Craft focus in granite city

Family-owned Aberdeen bar has beer fans in its sights, as Graeme Murray reports

• Casc was opened in Aberdeen’s Merchant Quarter last December by the West family.

PAUL West admits he has “beers coming out of his ears” at one of Aberdeen’s newest bars.

Paul is owner of Casc (cigars, ales, Scotch and coffee), a recent addition to the city’s Merchant Quarter which stocks more than 240 bottled beers.
The family-run bar opened in December after Paul, his father Bill and mother Brenda decided to tap into a growing demand for craft beer in the city.
Now it has an ever-growing selection of beers and ales, including 24 draught lines which are constantly on rotation.
Despite the bar’s name, though, none of its 24 beer lines feature cask ale, with the focus instead on keg and bottled beers. Examples of ales the bar has sold recently include Siren Craft’s Limoncello IPA; Burning Sky’s Devil’s Rest IPA; Moor Beer Co’s Old Freddy Walker; Lagunitas IPA; Salopian’s Sentinel; Redchurch’s Great Eastern IPA; and Kernel’s Citra Centenial Amarillo IPA.
The business, which also has a walk-in cigar humidor, was quick to recognise the explosion in craft beers and has, according to Paul, been reaping the benefits of the renewed interest in ale.

Kegs are better for practical reasons.

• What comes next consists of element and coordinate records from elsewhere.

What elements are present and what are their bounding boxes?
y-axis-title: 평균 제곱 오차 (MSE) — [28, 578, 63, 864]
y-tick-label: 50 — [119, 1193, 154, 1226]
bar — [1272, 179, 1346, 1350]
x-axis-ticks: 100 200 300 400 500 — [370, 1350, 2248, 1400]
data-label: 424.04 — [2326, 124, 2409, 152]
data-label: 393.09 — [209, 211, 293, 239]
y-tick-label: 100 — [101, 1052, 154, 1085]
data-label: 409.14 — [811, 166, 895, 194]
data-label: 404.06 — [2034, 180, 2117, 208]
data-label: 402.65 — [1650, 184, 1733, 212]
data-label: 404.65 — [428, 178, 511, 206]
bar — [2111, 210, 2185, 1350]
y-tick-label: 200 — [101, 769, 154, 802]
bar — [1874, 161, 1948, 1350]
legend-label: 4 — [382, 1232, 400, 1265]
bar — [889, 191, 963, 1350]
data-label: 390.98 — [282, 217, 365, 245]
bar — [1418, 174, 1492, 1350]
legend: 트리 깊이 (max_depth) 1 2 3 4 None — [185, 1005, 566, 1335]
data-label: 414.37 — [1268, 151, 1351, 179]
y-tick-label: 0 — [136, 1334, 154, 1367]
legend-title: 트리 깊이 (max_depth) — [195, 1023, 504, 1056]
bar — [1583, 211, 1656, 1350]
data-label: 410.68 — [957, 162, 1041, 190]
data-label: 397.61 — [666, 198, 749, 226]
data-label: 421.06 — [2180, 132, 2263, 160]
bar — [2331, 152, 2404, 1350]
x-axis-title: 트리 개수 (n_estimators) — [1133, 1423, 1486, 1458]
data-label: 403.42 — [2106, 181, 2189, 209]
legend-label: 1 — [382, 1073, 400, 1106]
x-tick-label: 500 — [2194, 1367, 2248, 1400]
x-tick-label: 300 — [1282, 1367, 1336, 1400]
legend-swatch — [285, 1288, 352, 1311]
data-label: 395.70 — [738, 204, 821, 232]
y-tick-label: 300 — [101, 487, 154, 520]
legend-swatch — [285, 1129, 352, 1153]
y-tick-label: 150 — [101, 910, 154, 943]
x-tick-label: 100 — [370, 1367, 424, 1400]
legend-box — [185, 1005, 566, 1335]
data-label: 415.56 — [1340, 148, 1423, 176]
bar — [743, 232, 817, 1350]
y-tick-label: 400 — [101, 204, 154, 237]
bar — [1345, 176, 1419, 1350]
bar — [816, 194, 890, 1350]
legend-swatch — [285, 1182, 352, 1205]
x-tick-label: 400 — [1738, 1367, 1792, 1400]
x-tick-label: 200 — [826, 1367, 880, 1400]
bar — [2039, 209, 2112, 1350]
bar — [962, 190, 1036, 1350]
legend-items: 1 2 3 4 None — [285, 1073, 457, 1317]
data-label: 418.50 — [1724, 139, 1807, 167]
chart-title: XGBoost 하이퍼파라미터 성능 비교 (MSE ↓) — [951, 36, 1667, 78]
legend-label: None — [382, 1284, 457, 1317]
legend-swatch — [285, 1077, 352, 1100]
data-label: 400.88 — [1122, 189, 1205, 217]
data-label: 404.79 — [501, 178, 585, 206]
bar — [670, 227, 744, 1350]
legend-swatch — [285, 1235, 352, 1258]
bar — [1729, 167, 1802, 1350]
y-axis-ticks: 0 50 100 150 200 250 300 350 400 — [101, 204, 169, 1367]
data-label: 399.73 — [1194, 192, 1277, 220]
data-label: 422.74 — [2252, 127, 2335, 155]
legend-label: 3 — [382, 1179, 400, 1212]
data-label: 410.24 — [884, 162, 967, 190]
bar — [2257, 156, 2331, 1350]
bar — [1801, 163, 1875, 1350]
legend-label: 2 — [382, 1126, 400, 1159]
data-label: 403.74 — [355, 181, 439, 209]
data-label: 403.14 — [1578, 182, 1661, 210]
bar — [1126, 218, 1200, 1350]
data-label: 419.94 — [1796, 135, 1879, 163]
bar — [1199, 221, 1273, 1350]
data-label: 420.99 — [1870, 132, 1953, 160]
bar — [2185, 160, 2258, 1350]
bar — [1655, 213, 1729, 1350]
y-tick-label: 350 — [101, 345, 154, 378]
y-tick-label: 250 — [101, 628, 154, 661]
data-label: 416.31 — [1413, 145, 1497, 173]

Cask ales require a lot more attention.

Keg ales were the clear focus when launching the bar and were also Paul’s own personal taste.
“My preference is definitely for keg beers,” he said.
“Cask beers are much flatter and both my dad and I prefer beer with a bit of carbonation.
“Kegs are also better for practical reasons; cask beers require a lot more attention, although even with kegs we don’t tend to have them on for more than a week.
“My dad and I are very similar and we both really like good beer, but over the years our preference has been for kegs over cask and overall when we were launching the business we thought keg was a safer bet.”
When a draught line is finished it is immediately replenished with a different beer to ensure a constant variety of different beers is offered to the customer.
And it’s not all about draught beer and ales at Casc.

• On board: the vast range of bottled and keg beers Casc stocks are written on a chalkboard.

The venue’s fridges are packed with a wide variety of bottled beers, with the German beers said to be a particular favourite among Casc’s customers.
American craft beers are also hugely popular among craft aficionados exploring the drink’s origins, said Paul.
Others from different continents have been introduced by Paul and his father after sampling them during their travels.
“We’ve got about 240 bottled beers and we keep adding more every week,” said Paul.
The sheer range of beers now on the market – both in packaged and draught format – is testament to the growing number of new breweries springing up every week.
But Paul reckons the growth in the number of producers will begin to tail off.
“Craft beer has mainly been a good thing, but there have been negatives too,” he said.
“There have been more producers popping up and calling themselves breweries. But in the long run there will not be the same number and only the strong will survive.”
It’s not all about beer and ale at Casc, however.
In addition to the walk-in cigar humidor, Casc also has a vast array of single malt whiskies.
The two will soon be able to be enjoyed in an outside smoking shack specifically created for cigar smokers.
The popularity of the basement bar’s beers shows no signs of waning, however.
In addition to the German ales, Paul said blonde and wheat beers along with pale ales also attract a lot of attention.
“We’ve got the biggest German beer selection in Aberdeen and that is very popular,” said Paul.

There’s a lot of excellent Scottish breweries that have opened up.

“But if the staff recommend something we know customers will come back and order it again.
“American beers are popular because the craft scene started there and people know they are going to get good quality if they pick one.
“There’s a lot of new Scottish breweries which have opened up which have proved themselves to be excellent.
“We find that there’s a lot of interest in one-off beers.
“With some customers it doesn’t really matter what style it is, if people see that it’s limited edition, it will sell.”
Creating and expanding the bar’s vast selection of ales and whiskies, however, has not been cheap.
“We knew we had to spend a lot of money initially,” added Paul.
“Let’s just say we will be penniless for a while.”